En considération des circonstances de la rupture ainsi que de la situation particulière de la salariée tenant notamment à son âge et à sa capacité à retrouver un emploi, il convient, par infirmation du jugement, de condamner la société Conde Nast à payer à Mme [G] la somme de 4 968 euros à titre d'indemnité pour licenciement sans cause réelle et sérieuse.
b) En application de l'article L.1234-1 du code du travail, le salarié ayant une ancienneté comprise entre six mois et moins de deux ans a droit à un préavis d'un mois.
Par conséquent, la société Conde Nast est condamnée à payer à Mme [G] la somme de 2 484 euros à titre d'indemnité compensatrice de préavis outre la somme de 248,40 euros au titre des congés payés afférents.
c) Par ailleurs, il résulte de la convention collective nationale des employés et des cadres des éditeurs de la presse magazine que Mme [G] avait droit à une indemnité de licenciement s'établissant à « 1/2 mois de salaire par année de présence ».
Par conséquent, la société Conde Nast est condamnée, par infirmation du jugement, à payer à Mme [G] la somme de 2 380,50 euros à titre d'indemnité conventionnelle de licenciement.
Sur les autres demandes
La société Conde Nast succombant, elle est condamnée aux dépens de la procédure de première instance et de la procédure d'appel en application de l'article 699 du code de procédure civile.
Par infirmation du jugement déféré, il paraît équitable de condamner la société Conde Nast à payer à Mme [G] la somme de 3 000 euros sur le fondement de l'article 700 du code de procédure civile.
PAR CES MOTIFS
Infirme le jugement sauf en ce qu'il a débouté Mme [G] de ses demandes de dommages-intérêts à titre de discrimination en raison du sexe, d'indemnité forfaitaire pour travail dissimulé, d'exécution déloyale du contrat de travail pour la fraude à l'activité partielle.
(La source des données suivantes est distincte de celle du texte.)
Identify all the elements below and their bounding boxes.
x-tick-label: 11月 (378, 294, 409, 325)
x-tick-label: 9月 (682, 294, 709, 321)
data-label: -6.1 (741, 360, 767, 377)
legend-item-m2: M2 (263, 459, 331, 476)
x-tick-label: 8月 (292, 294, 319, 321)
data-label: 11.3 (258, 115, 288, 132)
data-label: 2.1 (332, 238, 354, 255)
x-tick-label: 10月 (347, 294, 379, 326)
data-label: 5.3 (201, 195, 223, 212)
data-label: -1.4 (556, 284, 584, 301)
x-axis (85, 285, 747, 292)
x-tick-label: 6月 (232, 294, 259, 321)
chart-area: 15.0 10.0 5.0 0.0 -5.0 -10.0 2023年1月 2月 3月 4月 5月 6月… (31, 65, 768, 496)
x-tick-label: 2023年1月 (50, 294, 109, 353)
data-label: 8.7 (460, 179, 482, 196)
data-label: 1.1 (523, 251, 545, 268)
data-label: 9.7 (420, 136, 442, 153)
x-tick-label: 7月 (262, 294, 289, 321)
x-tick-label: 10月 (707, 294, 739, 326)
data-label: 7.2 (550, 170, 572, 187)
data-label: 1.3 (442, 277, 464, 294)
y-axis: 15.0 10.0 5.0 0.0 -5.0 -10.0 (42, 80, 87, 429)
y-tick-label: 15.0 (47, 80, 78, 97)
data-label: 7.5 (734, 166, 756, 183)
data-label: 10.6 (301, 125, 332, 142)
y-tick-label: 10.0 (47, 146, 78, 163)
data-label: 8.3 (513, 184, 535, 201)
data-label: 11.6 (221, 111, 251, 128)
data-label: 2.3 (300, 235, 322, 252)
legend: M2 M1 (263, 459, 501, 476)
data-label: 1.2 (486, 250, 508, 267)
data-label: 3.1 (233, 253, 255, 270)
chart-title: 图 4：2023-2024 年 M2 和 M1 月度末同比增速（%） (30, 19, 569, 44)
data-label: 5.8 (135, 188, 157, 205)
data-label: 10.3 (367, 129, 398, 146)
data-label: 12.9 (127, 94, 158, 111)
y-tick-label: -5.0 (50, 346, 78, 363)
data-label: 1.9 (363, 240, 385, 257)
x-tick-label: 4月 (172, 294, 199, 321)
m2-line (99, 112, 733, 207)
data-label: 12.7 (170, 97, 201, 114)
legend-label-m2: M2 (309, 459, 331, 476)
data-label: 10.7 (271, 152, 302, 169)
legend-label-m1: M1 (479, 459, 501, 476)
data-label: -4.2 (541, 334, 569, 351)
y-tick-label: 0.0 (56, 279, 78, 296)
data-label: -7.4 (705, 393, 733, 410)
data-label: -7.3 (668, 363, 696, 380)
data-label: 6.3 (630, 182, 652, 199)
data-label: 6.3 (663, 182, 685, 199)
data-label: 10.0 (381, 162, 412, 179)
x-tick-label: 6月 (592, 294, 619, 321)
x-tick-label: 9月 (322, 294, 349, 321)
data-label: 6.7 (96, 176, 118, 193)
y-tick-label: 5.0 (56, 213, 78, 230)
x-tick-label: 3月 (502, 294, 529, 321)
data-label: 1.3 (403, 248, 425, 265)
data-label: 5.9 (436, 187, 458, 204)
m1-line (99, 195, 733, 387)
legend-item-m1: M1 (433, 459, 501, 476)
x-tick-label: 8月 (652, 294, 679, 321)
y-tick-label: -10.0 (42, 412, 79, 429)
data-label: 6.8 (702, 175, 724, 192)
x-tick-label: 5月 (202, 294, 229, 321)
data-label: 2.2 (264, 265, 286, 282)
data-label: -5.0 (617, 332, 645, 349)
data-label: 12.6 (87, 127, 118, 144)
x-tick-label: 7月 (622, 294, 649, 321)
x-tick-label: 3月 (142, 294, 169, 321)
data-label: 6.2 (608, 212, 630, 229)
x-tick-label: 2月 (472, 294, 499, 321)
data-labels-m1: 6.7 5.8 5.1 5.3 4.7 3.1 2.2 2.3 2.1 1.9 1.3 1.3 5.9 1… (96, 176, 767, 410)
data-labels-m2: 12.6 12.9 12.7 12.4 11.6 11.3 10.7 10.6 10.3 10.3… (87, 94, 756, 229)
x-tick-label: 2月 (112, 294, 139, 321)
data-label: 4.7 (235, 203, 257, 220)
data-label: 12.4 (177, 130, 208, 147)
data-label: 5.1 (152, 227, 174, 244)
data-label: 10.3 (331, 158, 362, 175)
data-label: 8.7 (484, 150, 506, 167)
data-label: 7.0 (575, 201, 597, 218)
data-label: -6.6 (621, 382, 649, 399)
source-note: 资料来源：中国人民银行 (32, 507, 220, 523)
Statuant à nouveau sur les chefs infirmés et y ajoutant,
Dit que la prise d'acte de la rupture de Mme [G] produit les effets d'un licenciement sans cause réelle et sérieuse.
Condamne la société Les publications Conde Nast à payer à Mme [G] les sommes de:
- 500 euros à titre de rappel d'heures supplémentaires,
- 50 euros à titre de congés payés sur le rappel d'heures supplémentaires,
- 1 000 euros à titre de dommages-intérêts pour manquement à l'obligation de sécurité,
- 4 968 euros à titre d'indemnité pour licenciement sans cause réelle et sérieuse,
- 2 484 euros à titre d'indemnité compensatrice de préavis,
- 248,40 euros au titre des congés payés sur préavis.
- 2 380,50 euros à titre d'indemnité conventionnelle de licenciement.
Condamne la société Les publications Conde Nast à payer à Mme [G] la somme de 3 000 euros sur le fondement de l'article 700 du code de procédure civile et la déboute de sa demande à ce titre.
Condamne la société Les publications Conde Nast aux dépens de la procédure de première instance et de la procédure d'appel.